This is a self-answered question. I post it here since it wasn't obvious to me. (although I have seen similar questions-is it an exact duplicate?).
Let $h:\mathbb{R}\to\mathbb{R}$ be $C^k$ and suppose that $h(0)=0$. Define $$ F(x) = \begin{cases} \frac{h(x)}{x} & \text{if $x\neq 0$} \\ h'(0) & \text{if $x=0$}\end{cases} $$
Then $F$ is $C^{k-1}$ and $F^{(m)}(0)=\frac{h^{(m+1)}(0)}{m+1}$ for every $m \le k-1$.
Is there a way to deduce the equality $F^{(m)}(0)=\frac{h^{(m+1)}(0)}{m+1}$ without a long calculation via L'Hôpital's rule? Perhaps using approximation by Taylor's polynomials?
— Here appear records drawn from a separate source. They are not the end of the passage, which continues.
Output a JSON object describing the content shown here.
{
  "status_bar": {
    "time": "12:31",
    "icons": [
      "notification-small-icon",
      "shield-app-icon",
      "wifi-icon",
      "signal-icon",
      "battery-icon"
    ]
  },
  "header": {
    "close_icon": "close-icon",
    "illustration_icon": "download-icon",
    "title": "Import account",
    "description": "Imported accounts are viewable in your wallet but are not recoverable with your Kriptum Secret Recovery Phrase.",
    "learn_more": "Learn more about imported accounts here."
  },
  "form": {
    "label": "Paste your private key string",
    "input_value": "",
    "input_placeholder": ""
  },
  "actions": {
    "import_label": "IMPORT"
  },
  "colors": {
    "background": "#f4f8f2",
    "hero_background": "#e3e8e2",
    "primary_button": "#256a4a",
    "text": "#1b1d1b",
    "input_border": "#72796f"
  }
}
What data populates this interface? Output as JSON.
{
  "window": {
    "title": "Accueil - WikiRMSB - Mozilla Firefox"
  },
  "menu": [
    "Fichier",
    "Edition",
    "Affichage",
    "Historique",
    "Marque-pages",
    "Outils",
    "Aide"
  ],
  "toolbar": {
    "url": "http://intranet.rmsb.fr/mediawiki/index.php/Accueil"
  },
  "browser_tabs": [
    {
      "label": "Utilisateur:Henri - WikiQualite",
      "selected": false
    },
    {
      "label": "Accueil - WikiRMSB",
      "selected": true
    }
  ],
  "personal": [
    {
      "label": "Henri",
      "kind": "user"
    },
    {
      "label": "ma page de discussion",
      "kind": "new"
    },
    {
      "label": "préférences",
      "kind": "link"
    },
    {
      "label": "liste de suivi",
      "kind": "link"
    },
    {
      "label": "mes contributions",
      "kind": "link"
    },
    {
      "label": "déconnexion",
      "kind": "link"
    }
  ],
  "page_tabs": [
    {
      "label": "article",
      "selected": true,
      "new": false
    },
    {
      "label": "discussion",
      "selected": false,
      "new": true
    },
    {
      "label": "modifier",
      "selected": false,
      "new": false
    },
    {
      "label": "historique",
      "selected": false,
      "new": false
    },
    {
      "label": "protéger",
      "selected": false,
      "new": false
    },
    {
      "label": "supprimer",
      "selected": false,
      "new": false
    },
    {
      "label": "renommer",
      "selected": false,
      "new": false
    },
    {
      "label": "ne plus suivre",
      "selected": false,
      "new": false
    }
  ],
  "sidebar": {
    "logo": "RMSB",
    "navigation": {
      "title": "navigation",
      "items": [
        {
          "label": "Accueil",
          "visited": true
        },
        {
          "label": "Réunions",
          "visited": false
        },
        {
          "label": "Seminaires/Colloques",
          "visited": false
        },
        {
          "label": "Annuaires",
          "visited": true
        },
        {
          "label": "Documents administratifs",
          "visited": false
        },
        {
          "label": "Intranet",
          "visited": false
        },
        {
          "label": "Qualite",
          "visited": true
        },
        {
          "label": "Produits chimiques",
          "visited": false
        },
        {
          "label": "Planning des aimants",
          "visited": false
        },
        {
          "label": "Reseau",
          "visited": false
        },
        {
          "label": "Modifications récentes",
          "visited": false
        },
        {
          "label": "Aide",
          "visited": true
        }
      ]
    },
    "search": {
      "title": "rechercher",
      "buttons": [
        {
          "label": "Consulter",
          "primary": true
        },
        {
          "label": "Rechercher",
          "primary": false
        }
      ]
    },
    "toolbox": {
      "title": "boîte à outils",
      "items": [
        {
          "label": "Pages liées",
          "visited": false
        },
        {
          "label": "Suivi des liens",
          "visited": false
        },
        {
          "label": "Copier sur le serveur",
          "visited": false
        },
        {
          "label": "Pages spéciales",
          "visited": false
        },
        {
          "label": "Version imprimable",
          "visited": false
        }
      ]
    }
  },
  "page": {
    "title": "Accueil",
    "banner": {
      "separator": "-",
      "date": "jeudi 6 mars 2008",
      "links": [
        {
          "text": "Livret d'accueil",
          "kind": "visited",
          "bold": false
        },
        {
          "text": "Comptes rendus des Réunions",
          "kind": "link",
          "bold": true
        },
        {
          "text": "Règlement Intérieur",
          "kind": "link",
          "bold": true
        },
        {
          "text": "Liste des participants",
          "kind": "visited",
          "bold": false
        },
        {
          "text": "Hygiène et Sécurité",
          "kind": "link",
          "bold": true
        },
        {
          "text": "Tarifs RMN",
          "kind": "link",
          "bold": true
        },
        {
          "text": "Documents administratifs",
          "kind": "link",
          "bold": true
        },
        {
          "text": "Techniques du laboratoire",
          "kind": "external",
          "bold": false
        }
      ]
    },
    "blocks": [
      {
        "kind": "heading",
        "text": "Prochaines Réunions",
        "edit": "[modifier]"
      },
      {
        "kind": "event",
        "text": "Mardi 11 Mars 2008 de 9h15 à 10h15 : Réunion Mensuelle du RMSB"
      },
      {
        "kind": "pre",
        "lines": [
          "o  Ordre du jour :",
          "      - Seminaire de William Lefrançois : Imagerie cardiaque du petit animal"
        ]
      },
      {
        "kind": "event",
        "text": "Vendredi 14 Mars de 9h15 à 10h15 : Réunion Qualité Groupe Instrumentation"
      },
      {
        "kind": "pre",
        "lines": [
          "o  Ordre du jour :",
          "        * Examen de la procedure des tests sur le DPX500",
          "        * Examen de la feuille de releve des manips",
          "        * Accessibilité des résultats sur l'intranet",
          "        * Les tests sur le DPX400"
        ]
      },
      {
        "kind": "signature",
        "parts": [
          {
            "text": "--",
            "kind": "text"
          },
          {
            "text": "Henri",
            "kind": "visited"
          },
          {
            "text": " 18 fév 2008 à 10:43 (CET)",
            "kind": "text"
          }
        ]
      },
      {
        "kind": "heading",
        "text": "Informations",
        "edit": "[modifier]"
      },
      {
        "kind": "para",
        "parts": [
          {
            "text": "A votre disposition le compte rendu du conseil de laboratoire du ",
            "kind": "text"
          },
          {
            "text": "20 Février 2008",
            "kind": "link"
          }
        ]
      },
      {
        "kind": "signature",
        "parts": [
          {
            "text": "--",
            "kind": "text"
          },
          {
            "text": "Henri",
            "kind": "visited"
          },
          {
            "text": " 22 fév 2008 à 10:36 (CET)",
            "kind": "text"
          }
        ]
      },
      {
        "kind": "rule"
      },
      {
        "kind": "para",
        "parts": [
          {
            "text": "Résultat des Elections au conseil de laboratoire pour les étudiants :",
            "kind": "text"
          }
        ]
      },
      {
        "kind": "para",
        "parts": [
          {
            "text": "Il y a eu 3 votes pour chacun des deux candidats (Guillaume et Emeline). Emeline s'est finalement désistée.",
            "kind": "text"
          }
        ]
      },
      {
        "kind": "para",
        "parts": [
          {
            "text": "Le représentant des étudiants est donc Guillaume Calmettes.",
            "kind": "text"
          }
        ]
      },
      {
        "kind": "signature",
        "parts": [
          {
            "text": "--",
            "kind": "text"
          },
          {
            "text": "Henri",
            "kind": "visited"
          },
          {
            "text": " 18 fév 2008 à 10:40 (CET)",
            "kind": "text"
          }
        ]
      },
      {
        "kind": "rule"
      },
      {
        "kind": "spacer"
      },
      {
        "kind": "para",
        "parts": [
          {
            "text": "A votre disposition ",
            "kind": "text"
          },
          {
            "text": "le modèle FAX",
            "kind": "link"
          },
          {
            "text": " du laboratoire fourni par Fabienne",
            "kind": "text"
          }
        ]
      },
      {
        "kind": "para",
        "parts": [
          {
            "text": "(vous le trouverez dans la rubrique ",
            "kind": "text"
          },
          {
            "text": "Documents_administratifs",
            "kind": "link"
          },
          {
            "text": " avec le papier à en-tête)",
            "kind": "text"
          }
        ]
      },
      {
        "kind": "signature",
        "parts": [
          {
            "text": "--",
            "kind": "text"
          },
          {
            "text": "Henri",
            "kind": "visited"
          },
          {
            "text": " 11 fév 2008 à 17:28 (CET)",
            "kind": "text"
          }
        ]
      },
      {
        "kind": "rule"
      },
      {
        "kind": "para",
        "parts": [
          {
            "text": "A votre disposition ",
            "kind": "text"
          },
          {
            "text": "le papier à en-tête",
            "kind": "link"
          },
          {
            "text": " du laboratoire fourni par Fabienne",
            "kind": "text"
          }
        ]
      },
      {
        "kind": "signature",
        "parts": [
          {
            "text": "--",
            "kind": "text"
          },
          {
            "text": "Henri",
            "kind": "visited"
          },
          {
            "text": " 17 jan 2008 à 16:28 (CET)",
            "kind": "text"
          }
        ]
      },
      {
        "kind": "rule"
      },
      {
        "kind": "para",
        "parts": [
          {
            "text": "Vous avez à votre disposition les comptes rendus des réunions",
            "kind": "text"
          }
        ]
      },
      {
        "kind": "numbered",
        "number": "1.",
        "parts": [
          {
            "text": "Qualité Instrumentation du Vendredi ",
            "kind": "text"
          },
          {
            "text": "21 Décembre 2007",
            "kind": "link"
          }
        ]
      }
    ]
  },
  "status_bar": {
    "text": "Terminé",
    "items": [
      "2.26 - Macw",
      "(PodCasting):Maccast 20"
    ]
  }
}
I tried to that, but naive attempt didn't make it. (By inspecting the Taylor's polynomials, it is immediate that if $F \in C^{k-1}$, then $F^{(m)}(0)=\frac{h^{(m+1)}(0)}{m+1}$ holds, but this does not imply the $C^{k-1}$ differentiability to begin with).
Added:
This result is sharp. Indeed $h(x)=x^{k+1}\text{sgn}(x)$ is $C^k$, but $F(x)=x^{k}\text{sgn}(x)$ is only $C^{k-1}$, and is not differentiable $k$ times at zero.